While the presentation successfully laid out a sweeping vision for a restructured postseason, the room quickly divided over the finer details of how a high school football champion should be crowned in the Commonwealth.

The vast majority of the committee’s proposal sailed through the morning session without pushback, finding easy consensus on several core tenets designed to modernize the high school football calendar. Under the presented framework, the state would transition to a nine-week regular season featuring newly re-aligned divisions, with each division housing a minimum of 30 schools.

In a significant shift toward a purely power ranking based postseason model, the proposal would eliminate the traditional minimum win requirement to qualify for the playoffs, opting instead to seed teams for the Super 8 strictly by power rankings. Furthermore, the committee made sure to preserve Thanksgiving rivalry games exactly as they are, while simultaneously mandating that no selected teams would be allowed to opt out of the Super 8 bracket.

The atmosphere shifted however into a rigorous 90-minute debate when the conversation turned to the proposal’s most restrictive measures.
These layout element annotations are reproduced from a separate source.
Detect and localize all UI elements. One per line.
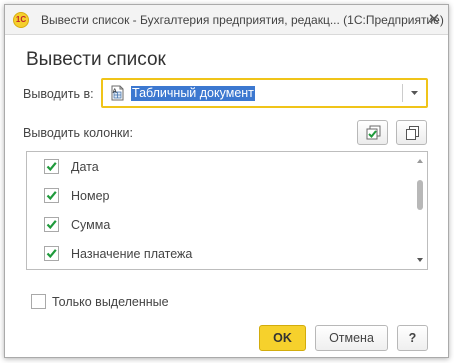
checkbox-checked[interactable] (44, 246, 59, 261)
dialog-window: 1С Вывести список - Бухгалтерия предприя… (4, 4, 449, 358)
copy-button[interactable] (396, 120, 427, 145)
scroll-up-icon[interactable] (417, 159, 423, 163)
check-icon (46, 191, 57, 201)
title-bar[interactable]: 1С Вывести список - Бухгалтерия предприя… (5, 5, 448, 35)
cancel-button[interactable]: Отмена (315, 325, 388, 351)
list-item[interactable]: Назначение платежа (27, 240, 411, 269)
list-item-label: Назначение платежа (71, 247, 193, 261)
page-title: Вывести список (26, 49, 166, 70)
scroll-down-icon[interactable] (417, 258, 423, 262)
list-item-label: Дата (71, 160, 99, 174)
svg-text:A: A (113, 89, 118, 95)
scrollbar[interactable] (413, 152, 427, 269)
list-item-label: Сумма (71, 218, 111, 232)
ok-button[interactable]: OK (259, 325, 306, 351)
list-item[interactable]: Сумма (27, 211, 411, 240)
scroll-thumb[interactable] (417, 180, 423, 210)
output-to-label: Выводить в: (23, 87, 94, 101)
columns-list[interactable]: Дата Номер Сумма Назначение платежа (26, 151, 428, 270)
app-logo: 1С (13, 12, 29, 28)
list-item-label: Номер (71, 189, 110, 203)
output-to-select[interactable]: A Табличный документ (101, 78, 428, 108)
check-all-button[interactable] (357, 120, 388, 145)
only-selected-label: Только выделенные (52, 295, 169, 309)
list-item[interactable]: Номер (27, 182, 411, 211)
columns-label: Выводить колонки: (23, 126, 133, 140)
checkbox-checked[interactable] (44, 188, 59, 203)
close-icon[interactable]: ✕ (426, 12, 442, 28)
copy-icon (406, 126, 419, 140)
check-all-icon (366, 125, 381, 140)
only-selected-checkbox[interactable] (31, 294, 46, 309)
checkbox-checked[interactable] (44, 159, 59, 174)
check-icon (46, 162, 57, 172)
help-button[interactable]: ? (397, 325, 428, 351)
check-icon (46, 220, 57, 230)
dropdown-button[interactable] (403, 80, 426, 106)
check-icon (46, 249, 57, 259)
output-to-value: Табличный документ (131, 86, 255, 101)
list-item[interactable]: Дата (27, 153, 411, 182)
spreadsheet-document-icon: A (111, 85, 124, 101)
chevron-down-icon (411, 91, 418, 95)
window-title: Вывести список - Бухгалтерия предприятия… (41, 13, 444, 27)
checkbox-checked[interactable] (44, 217, 59, 232)
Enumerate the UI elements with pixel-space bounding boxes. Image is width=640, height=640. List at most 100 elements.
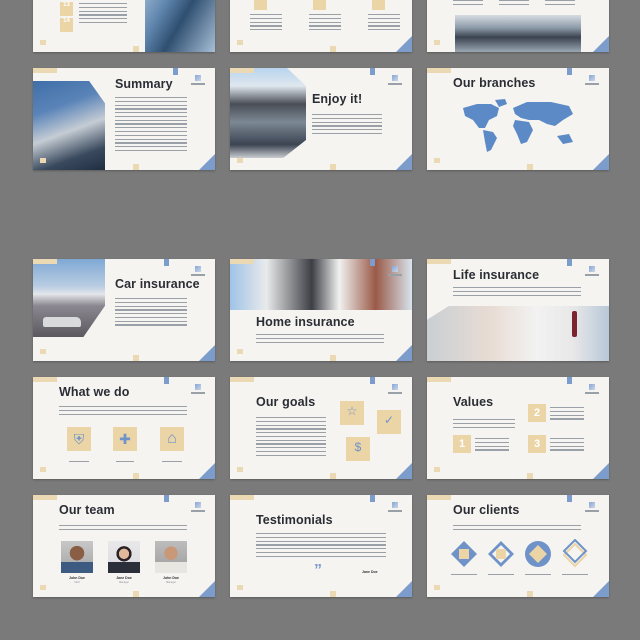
- skyscraper-photo: [145, 0, 215, 52]
- member-role: Manager: [166, 581, 176, 584]
- decor-tan: [230, 495, 254, 500]
- plus-icon: ✚: [113, 427, 137, 451]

Two polarizing issues dominated the conversation, drawing a line between committee members eager for an elite, competitive tier and those worried about limiting postseason access.

The first major point of contention centered on a drastic reduction in playoff density, which would slash the number of qualifying postseason teams from 16 down to just eight per division. The second point emerged over the exclusive nature of the proposed Super 8 itself, as the current language limits the tournament strictly to powerhouse programs from Divisions 1 and 2, effectively locking out smaller schools regardless of their regular-season record.

While Tuesday’s debate highlighted a clear philosophical divide on equity and access in high school sports, it served as a preliminary discussion rather than a final decision.

No official vote was taken on the floor in Franklin. Instead, the Tournament Management Committee has officially moved forward by setting a definitive date to resolve the matter. The fate of the Football Super 8 amd the proposal itself will be decided once and for all during a virtual voting meeting scheduled for June 18.